Product of the numbers is 3375.

$\Rightarrow \dfrac{a}{r} \times a \times ar = 3375 \\[1em] \Rightarrow a^3 = 3375 \\[1em] \Rightarrow a^3 = (15)^3 \\[1em] \Rightarrow a = 15.$

(b) Given,

Result of the product of first and second number added to the product of second and third number is 750.

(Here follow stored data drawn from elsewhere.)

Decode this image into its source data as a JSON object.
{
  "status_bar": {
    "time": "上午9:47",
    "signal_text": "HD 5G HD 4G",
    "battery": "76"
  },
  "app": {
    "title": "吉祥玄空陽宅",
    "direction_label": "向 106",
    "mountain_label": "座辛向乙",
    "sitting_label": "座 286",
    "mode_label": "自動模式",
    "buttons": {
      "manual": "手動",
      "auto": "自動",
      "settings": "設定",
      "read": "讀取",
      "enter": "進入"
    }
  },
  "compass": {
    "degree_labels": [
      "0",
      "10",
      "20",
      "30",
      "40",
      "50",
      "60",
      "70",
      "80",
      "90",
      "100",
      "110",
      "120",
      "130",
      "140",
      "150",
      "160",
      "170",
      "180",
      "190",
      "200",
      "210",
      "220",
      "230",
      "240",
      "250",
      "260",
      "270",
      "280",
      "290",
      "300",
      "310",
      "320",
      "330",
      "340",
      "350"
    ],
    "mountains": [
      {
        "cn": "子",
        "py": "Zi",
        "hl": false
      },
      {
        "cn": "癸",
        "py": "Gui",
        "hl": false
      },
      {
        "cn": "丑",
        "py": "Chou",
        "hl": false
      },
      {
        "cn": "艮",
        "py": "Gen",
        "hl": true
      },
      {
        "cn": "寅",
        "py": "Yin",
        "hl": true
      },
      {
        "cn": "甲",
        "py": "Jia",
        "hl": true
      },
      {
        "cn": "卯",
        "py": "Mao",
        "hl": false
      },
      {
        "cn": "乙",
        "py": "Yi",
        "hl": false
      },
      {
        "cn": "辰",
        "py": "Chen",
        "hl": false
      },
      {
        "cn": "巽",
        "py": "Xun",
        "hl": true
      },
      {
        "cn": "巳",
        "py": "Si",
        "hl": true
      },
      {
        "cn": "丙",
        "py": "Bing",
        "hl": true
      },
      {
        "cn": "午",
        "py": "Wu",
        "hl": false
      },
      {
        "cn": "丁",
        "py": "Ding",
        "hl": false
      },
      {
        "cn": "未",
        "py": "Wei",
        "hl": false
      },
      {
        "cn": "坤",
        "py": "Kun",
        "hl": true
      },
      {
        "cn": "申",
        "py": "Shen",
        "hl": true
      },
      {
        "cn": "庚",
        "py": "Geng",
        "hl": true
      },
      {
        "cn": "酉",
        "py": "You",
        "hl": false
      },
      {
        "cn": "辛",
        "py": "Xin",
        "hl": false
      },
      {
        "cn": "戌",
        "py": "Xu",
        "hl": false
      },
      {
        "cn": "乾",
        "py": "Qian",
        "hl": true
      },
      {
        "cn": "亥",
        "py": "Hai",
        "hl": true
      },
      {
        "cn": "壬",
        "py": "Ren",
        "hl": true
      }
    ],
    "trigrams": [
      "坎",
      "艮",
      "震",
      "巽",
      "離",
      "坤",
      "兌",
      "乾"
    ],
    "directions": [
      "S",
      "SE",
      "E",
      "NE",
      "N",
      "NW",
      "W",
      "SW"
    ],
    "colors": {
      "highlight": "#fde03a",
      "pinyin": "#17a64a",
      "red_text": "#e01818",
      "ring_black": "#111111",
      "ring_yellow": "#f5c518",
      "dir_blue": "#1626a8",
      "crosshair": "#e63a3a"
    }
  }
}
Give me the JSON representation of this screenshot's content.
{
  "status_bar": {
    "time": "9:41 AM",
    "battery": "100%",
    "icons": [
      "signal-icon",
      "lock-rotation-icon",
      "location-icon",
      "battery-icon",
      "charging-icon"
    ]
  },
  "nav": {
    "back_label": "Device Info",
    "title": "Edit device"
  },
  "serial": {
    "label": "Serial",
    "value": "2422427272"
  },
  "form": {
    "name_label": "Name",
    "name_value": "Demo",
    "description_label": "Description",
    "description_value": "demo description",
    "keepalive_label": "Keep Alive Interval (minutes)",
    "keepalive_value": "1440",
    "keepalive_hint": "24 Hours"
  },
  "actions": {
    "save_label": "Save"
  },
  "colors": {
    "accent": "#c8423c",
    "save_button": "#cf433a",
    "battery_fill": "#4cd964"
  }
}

$\therefore \dfrac{a}{r} \times a + a \times ar = 750 \\[1em] \Rightarrow \dfrac{a^2}{r} + a^2r = 750 \\[1em] \Rightarrow a^2\Big(\dfrac{1}{r} + r\Big) = 750 \\[1em] \Rightarrow 15^2\Big(\dfrac{1}{r} + r\Big) = 750 \\[1em] \Rightarrow \Big(\dfrac{1 + r^2}{r}\Big) = \dfrac{750}{15^2} \\[1em] \Rightarrow \Big(\dfrac{1 + r^2}{r}\Big) = \dfrac{10}{3} \\[1em] \Rightarrow 3(1 + r^2) = 10r \\[1em] \Rightarrow 3 + 3r^2 = 10r \\[1em] \Rightarrow 3r^2 - 10r + 3 = 0 \\[1em] \Rightarrow 3r^2 - 9r - r + 3 = 0 \\[1em] \Rightarrow 3r(r - 3) - 1(r - 3) = 0 \\[1em] \Rightarrow (3r - 1)(r - 3) = 0 \\[1em] \Rightarrow 3r - 1 = 0 \text{ or } r - 3 = 0 \\[1em] \Rightarrow 3r = 1 \text{ or } r = 3 \\[1em] \Rightarrow r = \dfrac{1}{3} \text{ or } r = 3.$

Let r = $\dfrac{1}{3}$

Numbers : $\dfrac{a}{r}, a, ar$

= $\dfrac{15}{\dfrac{1}{3}}, 15, 15 \times \dfrac{1}{3}$

= 45, 15, 5.

Let r = 3

Numbers : $\dfrac{a}{r}, a, ar$

= $\dfrac{15}{3}, 15, 15 \times 3$

= 5, 15, 45.

Hence, numbers are 5, 15 and 45 or 45, 15 and 5.